The Competition Tribunal heard yesterday, on the second day of the hearing, submissions from Spar and the South African Commercial Catering and Allied Workers’ Union (Saccawu), among others, relating to the proposed merger of Shoprite Supermarkets acquiring certain stores from Massmart Holdings.
Shoprite plans to acquire 56 retail supermarket stores and 43 retail liquor stores operated under the brand names Rhino Cash & Carry, Rhino Liquors, Cambridge Food, and Cambridge Food Liquor, 10 wholesale (Cash & Carry) stores, two wholesale liquor stores; and Massfresh, with two entities – a meat-processing plant facility and Fruitspot, comprising three processing facilities in Cape Town, Durban and Johannesburg.
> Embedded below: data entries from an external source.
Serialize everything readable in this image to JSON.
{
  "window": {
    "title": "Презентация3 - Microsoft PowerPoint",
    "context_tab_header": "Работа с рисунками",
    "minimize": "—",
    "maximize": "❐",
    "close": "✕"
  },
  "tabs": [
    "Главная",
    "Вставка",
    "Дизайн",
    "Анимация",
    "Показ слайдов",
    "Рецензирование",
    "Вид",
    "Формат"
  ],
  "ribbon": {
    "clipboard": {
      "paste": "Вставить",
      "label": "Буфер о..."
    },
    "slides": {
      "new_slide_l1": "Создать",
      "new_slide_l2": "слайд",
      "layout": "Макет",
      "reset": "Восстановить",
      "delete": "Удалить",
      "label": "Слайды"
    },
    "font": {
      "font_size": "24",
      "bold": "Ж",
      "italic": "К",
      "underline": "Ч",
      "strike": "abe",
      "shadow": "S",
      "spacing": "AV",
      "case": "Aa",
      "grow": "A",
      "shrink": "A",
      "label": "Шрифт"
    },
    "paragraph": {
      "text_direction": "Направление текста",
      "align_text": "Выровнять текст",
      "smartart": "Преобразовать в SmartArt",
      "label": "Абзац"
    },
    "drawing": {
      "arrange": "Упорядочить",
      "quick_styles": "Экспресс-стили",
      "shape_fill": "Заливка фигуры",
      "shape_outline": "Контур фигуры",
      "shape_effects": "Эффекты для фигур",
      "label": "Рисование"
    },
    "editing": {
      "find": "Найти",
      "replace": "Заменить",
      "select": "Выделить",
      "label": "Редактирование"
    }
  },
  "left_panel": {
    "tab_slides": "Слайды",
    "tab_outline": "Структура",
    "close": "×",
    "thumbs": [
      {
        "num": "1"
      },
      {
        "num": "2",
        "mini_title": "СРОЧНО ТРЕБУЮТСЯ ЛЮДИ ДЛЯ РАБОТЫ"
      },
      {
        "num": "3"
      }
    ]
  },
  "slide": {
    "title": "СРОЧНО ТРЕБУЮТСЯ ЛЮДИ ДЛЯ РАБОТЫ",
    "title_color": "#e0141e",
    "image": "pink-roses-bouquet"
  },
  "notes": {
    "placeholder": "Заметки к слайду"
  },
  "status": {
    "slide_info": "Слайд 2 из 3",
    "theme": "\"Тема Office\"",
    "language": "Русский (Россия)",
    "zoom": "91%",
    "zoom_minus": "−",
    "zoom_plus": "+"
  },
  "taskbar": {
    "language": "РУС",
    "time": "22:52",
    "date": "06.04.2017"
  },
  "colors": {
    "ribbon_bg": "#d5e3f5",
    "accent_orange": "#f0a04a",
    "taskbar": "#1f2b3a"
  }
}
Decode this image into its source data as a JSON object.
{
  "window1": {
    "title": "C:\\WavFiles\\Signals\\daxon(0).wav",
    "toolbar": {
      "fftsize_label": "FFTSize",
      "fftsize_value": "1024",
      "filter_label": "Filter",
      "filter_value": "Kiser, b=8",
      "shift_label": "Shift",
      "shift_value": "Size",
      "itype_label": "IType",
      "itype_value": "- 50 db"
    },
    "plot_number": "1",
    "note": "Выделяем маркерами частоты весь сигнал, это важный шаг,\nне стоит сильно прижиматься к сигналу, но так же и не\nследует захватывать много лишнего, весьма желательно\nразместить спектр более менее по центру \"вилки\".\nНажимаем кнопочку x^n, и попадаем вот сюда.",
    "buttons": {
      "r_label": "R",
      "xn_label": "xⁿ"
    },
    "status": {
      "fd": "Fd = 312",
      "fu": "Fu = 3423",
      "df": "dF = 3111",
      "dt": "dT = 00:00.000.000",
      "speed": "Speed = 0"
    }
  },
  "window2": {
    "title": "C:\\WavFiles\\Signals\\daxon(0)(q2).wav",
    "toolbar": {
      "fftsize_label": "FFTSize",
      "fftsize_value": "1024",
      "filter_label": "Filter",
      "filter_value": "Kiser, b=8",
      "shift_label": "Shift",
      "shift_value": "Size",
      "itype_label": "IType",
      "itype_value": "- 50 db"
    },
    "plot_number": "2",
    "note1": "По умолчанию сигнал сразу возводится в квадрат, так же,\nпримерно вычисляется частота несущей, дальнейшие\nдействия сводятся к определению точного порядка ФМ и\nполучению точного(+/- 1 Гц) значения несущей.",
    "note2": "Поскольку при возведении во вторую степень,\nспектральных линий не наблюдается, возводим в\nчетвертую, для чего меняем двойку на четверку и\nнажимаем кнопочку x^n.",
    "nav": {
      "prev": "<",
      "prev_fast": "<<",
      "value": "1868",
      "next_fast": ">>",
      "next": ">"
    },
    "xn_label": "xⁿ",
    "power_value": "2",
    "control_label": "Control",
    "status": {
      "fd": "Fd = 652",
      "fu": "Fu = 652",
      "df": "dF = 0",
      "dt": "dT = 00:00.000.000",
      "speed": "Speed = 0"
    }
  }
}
The target businesses are active in the retail and wholesale trade of grocery, liquor and associated items and are wholly owned and controlled by Massmart. Massmart, in turn, is controlled by Walmart.
In its submission, Spar said: “The independent Spar retailers who will be most affected by Shoprite acquisition of the targeted stores have explained that if the merger is approved, they will likely suffer an impact on the turnover, have to retrain staff to cut costs and that they will face a real threat to the significant personal investments that they've made in those stores.“
The retailer said the merger would produce serious negative consequences for competition and there would also be employment losses if the merger was approved.
“Despite this realisation, and despite the commission indicating in its own report that it recognised the need to address the competition with appropriate remedies, we learned from it yesterday that it has not managed to do so,” it said.
Meanwhile, Saccawu said there was a potential for job losses.
“On the basis that the merger is approved, within a few months an employer can then issue Section 189 notices for retrenchment. We are saying the wording should be that there that there shouldn’t be retrenchment for at least a period of three years,” the union said.
Saccawu said it did not understand why, when the targeted stores had been merged, Spar and Pick n Pay would be affected negatively.
“We need the Tribunal to look into that,” it said.